Valerio Magrelli, poeta, francesista e traduttore, nel 1968 aveva 11 anni. Non ha visto da dove il Sessantotto è partito - la contestazione, L’immaginazione al potere, la controcultura - ma è convinto di sapere dov’è finito: in un’Italia corrotta, ignorante e berlusconizzata. Uno Stato totalitario nelle mani per un Ventennio di un onnipresente Tele-Dittatore.
Per ribadire la stranota tesi secondo la quale grazie a una strepitosa macchina televisiva del consenso un Grande Manipolatore delle Coscienze s’è impossessato delle menti e del voto degli italiani, Magrelli scrive un pamphlet tanto divertente quanto déjà vu, déjà sentito e déjà anche annoiato: Il Sessantotto realizzato da Mediaset (e pubblicato da Einaudi, dettaglio per l’autore ininfluente). Un libro in cui, ispirandosi al Dialogue aux Enfers entre Machiavel et Montesquieu di Maurice Joly del 1864, si ri-racconta la favola (per bambini) di un Cavaliere Nero che, come il Pifferaio di Hamelin raffigurato in copertina, riesce con le trasmissioni magiche di Mediaset a ipnotizzare la maggioranza relativa del Paese (Magrelli usa davvero l’espressione «stato di ipnosi»!), impossessandosi così del consenso politico e dei sogni segreti degli italiani... Il tutto - attenzione! - con la complicità di una sinistra «irresponsabile» e «compromessa», come tiene a precisare Magrelli, noto esponente invece di una sinistra pura e responsabile. Mah...
Così, fra le altre cose, parla Machiavelli-Magrelli: «I rappresentanti del Popolo della Libertà usufruiscono di un monopolio dell’informazione (sic) il quale assicura loro il consenso dell’elettorato, ormai sinonimo di pubblico televisivo». «I sostenitori degli Azzurri costituiscono al riprova che la pubblicità non è l’anima del commercio, bensì della politica: per tutti costoro la seduzione esercitata dal Cavaliere, tramite l’assolutismo mediatico concessogli, conta più del proprio stesso benessere». Aggiungendo che - visto lo stato di stupidità degli italiani - «bisognerebbe ricorrere all’“affidamento” di larga parte dell’elettorato». E vaffanculo la democrazia. Che esprit de finesse.

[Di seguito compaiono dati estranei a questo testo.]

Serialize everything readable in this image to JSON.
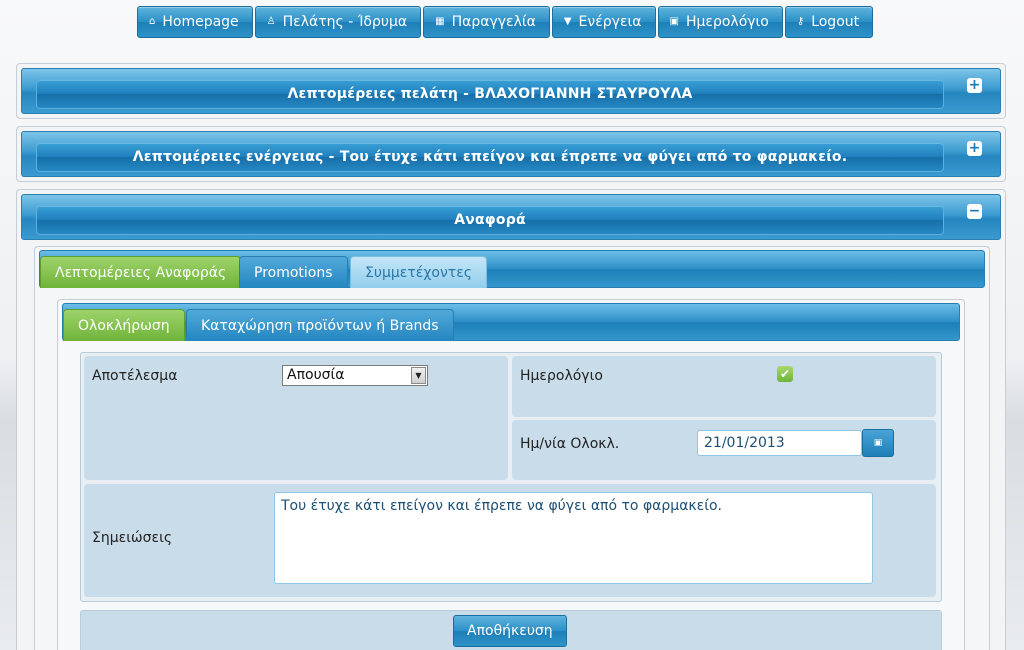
{
  "nav": {
    "items": [
      {
        "label": "Homepage",
        "icon": "home-icon",
        "glyph": "⌂"
      },
      {
        "label": "Πελάτης - Ίδρυμα",
        "icon": "user-icon",
        "glyph": "♙"
      },
      {
        "label": "Παραγγελία",
        "icon": "cart-icon",
        "glyph": "▦"
      },
      {
        "label": "Ενέργεια",
        "icon": "caret-down-icon",
        "glyph": "▼"
      },
      {
        "label": "Ημερολόγιο",
        "icon": "calendar-icon",
        "glyph": "▣"
      },
      {
        "label": "Logout",
        "icon": "key-icon",
        "glyph": "⚷"
      }
    ]
  },
  "panels": {
    "client": {
      "title": "Λεπτομέρειες πελάτη - ΒΛΑΧΟΓΙΑΝΝΗ ΣΤΑΥΡΟΥΛΑ",
      "toggle": "+"
    },
    "action": {
      "title": "Λεπτομέρειες ενέργειας - Του έτυχε κάτι επείγον και έπρεπε να φύγει από το φαρμακείο.",
      "toggle": "+"
    },
    "report": {
      "title": "Αναφορά",
      "toggle": "−"
    }
  },
  "tabs": {
    "outer": [
      "Λεπτομέρειες Αναφοράς",
      "Promotions",
      "Συμμετέχοντες"
    ],
    "inner": [
      "Ολοκλήρωση",
      "Καταχώρηση προϊόντων ή Brands"
    ]
  },
  "form": {
    "result_label": "Αποτέλεσμα",
    "result_value": "Απουσία",
    "calendar_label": "Ημερολόγιο",
    "calendar_checked": "✔",
    "date_label": "Ημ/νία Ολοκλ.",
    "date_value": "21/01/2013",
    "notes_label": "Σημειώσεις",
    "notes_value": "Του έτυχε κάτι επείγον και έπρεπε να φύγει από το φαρμακείο.",
    "save_label": "Αποθήκευση"
  },
  "colors": {
    "accent_blue": "#2686c0",
    "active_tab_green": "#6fb43a",
    "field_bg": "#c9dcea"
  }
}
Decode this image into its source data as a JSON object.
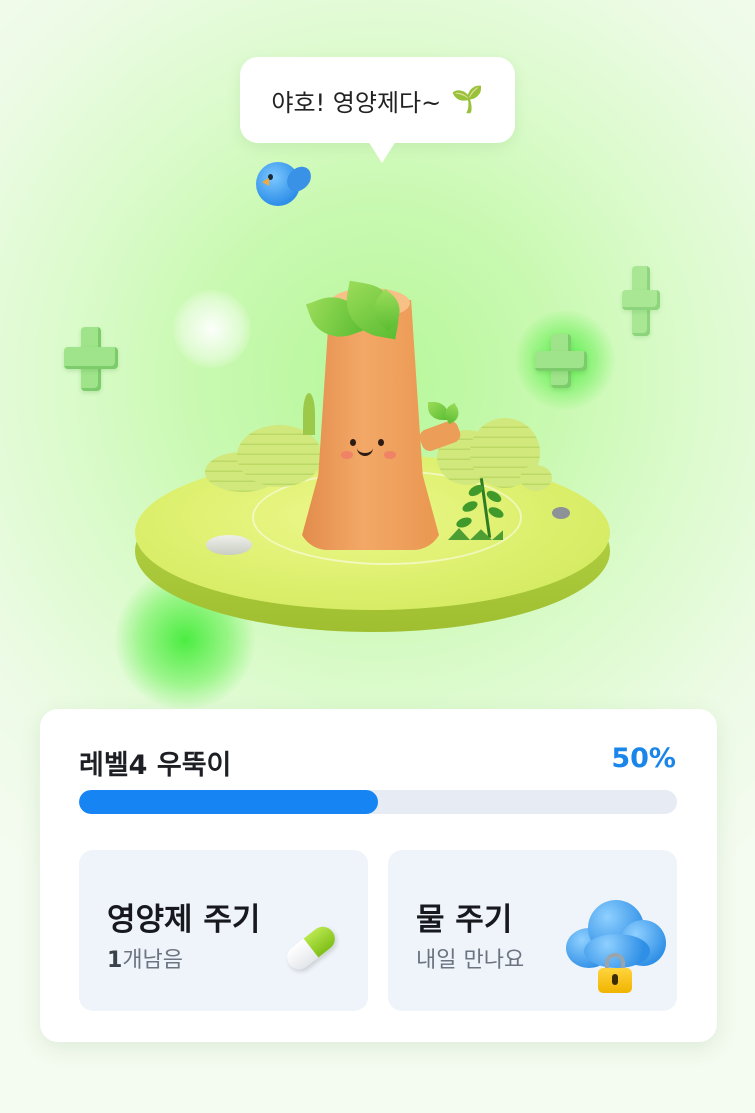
{
  "speech_bubble": {
    "text": "야호! 영양제다~",
    "emoji": "🌱"
  },
  "level": {
    "title": "레벨4 우뚝이",
    "percent_label": "50%",
    "progress": 0.5
  },
  "actions": [
    {
      "title": "영양제 주기",
      "count": "1",
      "subtitle_suffix": "개남음",
      "icon": "pill-icon"
    },
    {
      "title": "물 주기",
      "subtitle": "내일 만나요",
      "icon": "cloud-lock-icon"
    }
  ],
  "colors": {
    "accent": "#1685f3",
    "percent_text": "#1a86ea",
    "background_green": "#b6f79a"
  }
}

E per il resto, se c’è qualcuno ancora convinto che (ad esempio) 8 milioni di italiani hanno votato Forza Italia nel ’94, 10 nel 2001 e 9 nel 2006 solo perché hanno visto prima Drive In e poi il tg di Emilio Fede (per le sconfitte nelle altre elezioni Magrelli confessa invece di non avere spiegazioni... «Chissà, forse un errore»), beh, c’è da pensare che ad aver tragicamente perso ogni contatto con il Paese non siano le élite. Come pensa il poeta Magrelli. Ma l’intellighenzia. Che già nel Sessantotto di pifferi ne prese parecchi.